The defendants' actions thereafter, i.e., bolting the roadblock and the subsequent high-speed chase, coupled with the unusual condition of the vehicle upon Deputy Hockett's arrival, furnished abundant justification for the subsequent search for an escapee.[3]United States v. Ross, ___ U.S. ___, 102 S. Ct. 2157, 72 L. Ed. 2d 572 (1982); Coolidge v. New Hampshire, 403 U.S. 443, 91 S. Ct. 2022, 29 L. Ed. 2d 564 (1974); Stevens, supra, at 1247.
The judgments and sentences are, accordingly, affirmed.
NOTES
[1] The State conceded the standing of defendant Perry but asserts that the defendant Sellers is without standing to litigate his Fourth Amendment claim. We hold that the trial court correctly granted standing to Sellers. See Rakas v. Illinois, 439 U.S. 128, 99 S. Ct. 421, 58 L. Ed. 2d 387 (1978). See also, United States v. Salvucci, 448 U.S. 83, 100 S. Ct. 2547, 65 L. Ed. 2d 619 (1980).
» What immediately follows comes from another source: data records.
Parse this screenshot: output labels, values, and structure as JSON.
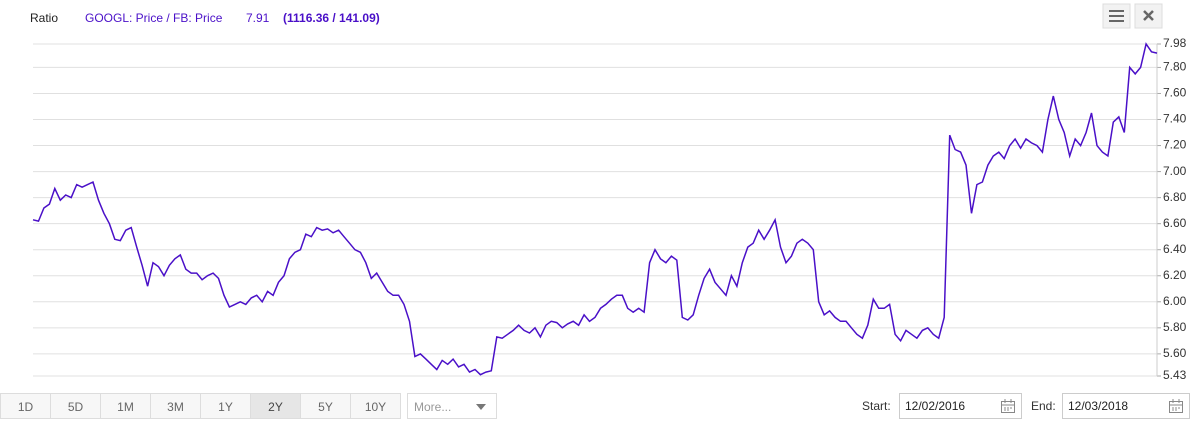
{
  "chart_data": {
    "type": "line",
    "label": "Ratio",
    "series": [
      {
        "name": "GOOGL: Price / FB: Price",
        "color": "#4a10c8",
        "values": [
          6.63,
          6.62,
          6.72,
          6.75,
          6.87,
          6.78,
          6.82,
          6.8,
          6.9,
          6.88,
          6.9,
          6.92,
          6.78,
          6.68,
          6.6,
          6.48,
          6.47,
          6.55,
          6.57,
          6.42,
          6.28,
          6.12,
          6.3,
          6.27,
          6.2,
          6.28,
          6.33,
          6.36,
          6.25,
          6.22,
          6.22,
          6.17,
          6.2,
          6.22,
          6.18,
          6.05,
          5.96,
          5.98,
          6.0,
          5.98,
          6.03,
          6.05,
          6.0,
          6.08,
          6.05,
          6.15,
          6.2,
          6.33,
          6.38,
          6.4,
          6.52,
          6.5,
          6.57,
          6.55,
          6.56,
          6.53,
          6.55,
          6.5,
          6.45,
          6.4,
          6.38,
          6.3,
          6.18,
          6.22,
          6.15,
          6.08,
          6.05,
          6.05,
          5.98,
          5.85,
          5.58,
          5.6,
          5.56,
          5.52,
          5.48,
          5.55,
          5.52,
          5.56,
          5.5,
          5.52,
          5.46,
          5.48,
          5.44,
          5.46,
          5.47,
          5.73,
          5.72,
          5.75,
          5.78,
          5.82,
          5.78,
          5.76,
          5.8,
          5.73,
          5.82,
          5.85,
          5.84,
          5.8,
          5.83,
          5.85,
          5.82,
          5.9,
          5.85,
          5.88,
          5.95,
          5.98,
          6.02,
          6.05,
          6.05,
          5.95,
          5.92,
          5.95,
          5.92,
          6.3,
          6.4,
          6.33,
          6.3,
          6.35,
          6.32,
          5.88,
          5.86,
          5.9,
          6.05,
          6.18,
          6.25,
          6.15,
          6.1,
          6.05,
          6.2,
          6.12,
          6.3,
          6.42,
          6.45,
          6.55,
          6.48,
          6.55,
          6.63,
          6.42,
          6.3,
          6.35,
          6.45,
          6.48,
          6.45,
          6.4,
          6.0,
          5.9,
          5.93,
          5.88,
          5.85,
          5.85,
          5.8,
          5.75,
          5.72,
          5.82,
          6.02,
          5.95,
          5.95,
          5.98,
          5.75,
          5.7,
          5.78,
          5.75,
          5.72,
          5.78,
          5.8,
          5.75,
          5.72,
          5.88,
          7.28,
          7.17,
          7.15,
          7.05,
          6.68,
          6.9,
          6.92,
          7.05,
          7.12,
          7.15,
          7.1,
          7.2,
          7.25,
          7.18,
          7.25,
          7.22,
          7.2,
          7.15,
          7.4,
          7.58,
          7.4,
          7.3,
          7.12,
          7.25,
          7.2,
          7.3,
          7.45,
          7.2,
          7.15,
          7.12,
          7.38,
          7.42,
          7.3,
          7.8,
          7.75,
          7.8,
          7.98,
          7.92,
          7.91
        ]
      }
    ],
    "last_value": 7.91,
    "last_note": "(1116.36 / 141.09)",
    "ylim": [
      5.43,
      7.98
    ],
    "yticks": [
      5.43,
      {
        "value": 5.6,
        "label": "5.60"
      },
      {
        "value": 5.8,
        "label": "5.80"
      },
      {
        "value": 6.0,
        "label": "6.00"
      },
      {
        "value": 6.2,
        "label": "6.20"
      },
      {
        "value": 6.4,
        "label": "6.40"
      },
      {
        "value": 6.6,
        "label": "6.60"
      },
      {
        "value": 6.8,
        "label": "6.80"
      },
      {
        "value": 7.0,
        "label": "7.00"
      },
      {
        "value": 7.2,
        "label": "7.20"
      },
      {
        "value": 7.4,
        "label": "7.40"
      },
      {
        "value": 7.6,
        "label": "7.60"
      },
      {
        "value": 7.8,
        "label": "7.80"
      },
      7.98
    ],
    "grid": true,
    "axis_side": "right"
  },
  "controls": {
    "ranges": [
      "1D",
      "5D",
      "1M",
      "3M",
      "1Y",
      "2Y",
      "5Y",
      "10Y"
    ],
    "selected_range": "2Y",
    "more": "More...",
    "start_label": "Start:",
    "start": "12/02/2016",
    "end_label": "End:",
    "end": "12/03/2018"
  }
}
[2] Deputy Hockett was not present at the roadblock at all times. Thus, he could not testify with specificity what activity other officers were engaged in during the roadblock. Hockett's orders to pull the defendants' vehicle out of line came from a superior officer.
[3] In view of our result, we do not reach the abandonment issue raised by the defendants. Cf., Gissendanner v. State, 373 So. 2d 898 (Fla. 1979) (abandonment, a question of fact, may not be reserved upon a plea of no contest). For a definitive treatment of the abandonment issue, see O'Shaughnessy v. State, 420 So. 2d 377 (Fla. 3d DCA 1982).